State-of-the-art patient-computer interfaces, such as infrared eye sensors coupled to on-screen keyboards, are improving the lives of many LIS patients and their caregivers. These devices allow LIS patients the freedom to perform simple, everyday actions the rest of us take for granted, such as turning lights and appliances on and off, communicating by phone or fax, surfing the Web, sending e-mails, and using word processors and speech synthesizers. These devices cost thousands of dollars—sometimes a prohibitive sum for patients whose insurance won't pay for them—but for those patients who can manage the cost, these devices provide unprecedented freedom.

Patients like Nick—with the ability to consciously control their eye movements—would clearly benefit from the independence such devices afford, but what of patients like the young English woman, who showed signs of consciousness without the ability to control her eyes? For some patients, computer interfaces relying on eye control won't take communication technology far enough. Researchers working with disorders of consciousness welcome the prospect of direct mind-computer interfaces based on fMRI or other functional neuroimaging that could, in effect, read patients' thoughts and emotions, allowing them an active voice in their treatment and in critical life-extending—or life-ending—decisions.

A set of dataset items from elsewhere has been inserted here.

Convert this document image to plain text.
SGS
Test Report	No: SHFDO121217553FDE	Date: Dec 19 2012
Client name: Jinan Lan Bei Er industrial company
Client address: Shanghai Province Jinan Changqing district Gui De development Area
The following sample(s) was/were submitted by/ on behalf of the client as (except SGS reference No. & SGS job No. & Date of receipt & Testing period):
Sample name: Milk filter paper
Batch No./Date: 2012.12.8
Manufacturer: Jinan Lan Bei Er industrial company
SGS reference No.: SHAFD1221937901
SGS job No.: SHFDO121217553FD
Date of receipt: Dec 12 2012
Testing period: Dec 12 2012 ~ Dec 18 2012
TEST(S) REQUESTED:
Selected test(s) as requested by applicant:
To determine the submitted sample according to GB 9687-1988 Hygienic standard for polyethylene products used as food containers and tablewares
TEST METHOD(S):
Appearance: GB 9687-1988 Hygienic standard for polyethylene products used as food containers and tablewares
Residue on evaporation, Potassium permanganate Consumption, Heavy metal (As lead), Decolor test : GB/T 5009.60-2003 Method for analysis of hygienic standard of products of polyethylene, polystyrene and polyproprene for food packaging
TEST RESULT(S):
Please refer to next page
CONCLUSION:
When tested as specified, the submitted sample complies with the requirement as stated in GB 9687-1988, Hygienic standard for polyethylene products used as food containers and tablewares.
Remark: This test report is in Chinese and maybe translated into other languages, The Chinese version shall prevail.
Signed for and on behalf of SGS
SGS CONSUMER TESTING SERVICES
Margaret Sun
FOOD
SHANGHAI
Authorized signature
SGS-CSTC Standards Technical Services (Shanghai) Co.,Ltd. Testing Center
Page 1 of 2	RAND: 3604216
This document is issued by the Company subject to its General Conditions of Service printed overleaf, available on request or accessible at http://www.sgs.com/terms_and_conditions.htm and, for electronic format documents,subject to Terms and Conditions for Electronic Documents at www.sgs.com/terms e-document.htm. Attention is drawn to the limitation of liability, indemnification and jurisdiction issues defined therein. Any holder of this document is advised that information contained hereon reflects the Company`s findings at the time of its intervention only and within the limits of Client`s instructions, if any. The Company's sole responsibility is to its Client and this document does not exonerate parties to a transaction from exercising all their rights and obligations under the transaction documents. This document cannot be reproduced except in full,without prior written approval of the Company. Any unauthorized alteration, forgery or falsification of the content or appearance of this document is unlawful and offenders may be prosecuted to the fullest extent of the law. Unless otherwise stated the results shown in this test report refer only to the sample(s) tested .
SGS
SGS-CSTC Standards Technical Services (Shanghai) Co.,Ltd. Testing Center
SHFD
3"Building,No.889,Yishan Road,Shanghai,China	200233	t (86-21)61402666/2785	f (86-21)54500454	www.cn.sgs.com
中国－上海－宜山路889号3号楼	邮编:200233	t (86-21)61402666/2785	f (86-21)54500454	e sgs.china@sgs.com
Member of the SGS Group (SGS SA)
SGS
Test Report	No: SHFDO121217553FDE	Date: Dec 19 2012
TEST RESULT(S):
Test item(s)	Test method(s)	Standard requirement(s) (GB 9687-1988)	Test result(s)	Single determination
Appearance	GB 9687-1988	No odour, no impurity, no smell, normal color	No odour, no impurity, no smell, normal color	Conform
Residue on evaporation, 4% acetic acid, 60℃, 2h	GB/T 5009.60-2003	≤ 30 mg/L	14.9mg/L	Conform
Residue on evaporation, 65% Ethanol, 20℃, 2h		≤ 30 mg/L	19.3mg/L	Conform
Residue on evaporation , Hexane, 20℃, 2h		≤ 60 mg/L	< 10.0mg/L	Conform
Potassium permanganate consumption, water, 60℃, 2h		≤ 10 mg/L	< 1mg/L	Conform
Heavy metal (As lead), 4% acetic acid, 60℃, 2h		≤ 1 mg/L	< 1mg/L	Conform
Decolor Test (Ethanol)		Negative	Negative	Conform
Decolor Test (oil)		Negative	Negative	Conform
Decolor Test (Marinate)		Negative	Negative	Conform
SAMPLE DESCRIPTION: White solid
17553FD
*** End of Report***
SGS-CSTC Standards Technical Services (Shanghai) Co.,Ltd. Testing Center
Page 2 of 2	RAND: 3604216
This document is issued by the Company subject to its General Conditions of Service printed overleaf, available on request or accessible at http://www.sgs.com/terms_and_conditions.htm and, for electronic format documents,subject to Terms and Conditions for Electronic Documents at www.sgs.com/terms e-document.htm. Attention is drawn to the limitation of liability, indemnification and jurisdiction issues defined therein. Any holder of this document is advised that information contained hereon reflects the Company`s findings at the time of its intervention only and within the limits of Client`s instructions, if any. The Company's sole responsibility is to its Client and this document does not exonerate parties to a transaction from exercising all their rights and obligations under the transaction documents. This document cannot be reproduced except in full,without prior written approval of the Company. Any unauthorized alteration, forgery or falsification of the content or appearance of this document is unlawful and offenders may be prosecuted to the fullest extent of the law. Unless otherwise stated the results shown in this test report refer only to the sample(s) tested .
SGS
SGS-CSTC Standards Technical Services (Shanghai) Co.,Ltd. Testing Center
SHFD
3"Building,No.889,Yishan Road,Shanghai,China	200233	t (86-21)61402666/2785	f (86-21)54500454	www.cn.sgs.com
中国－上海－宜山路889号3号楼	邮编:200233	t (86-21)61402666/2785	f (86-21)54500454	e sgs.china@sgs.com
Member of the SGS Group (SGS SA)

"The beauty of medical and communication-technological progress for patients with severe neurological conditions is that it makes them more and more like the rest of us,"42 Laureys and fellow researchers with the Coma Science Group observed in a recent editorial. "As a corollary, we caregivers not only owe them the same respect in terms of their autonomy as all other patients, but we also have to rise to so far seldom attained levels of clarity in matters of life and death."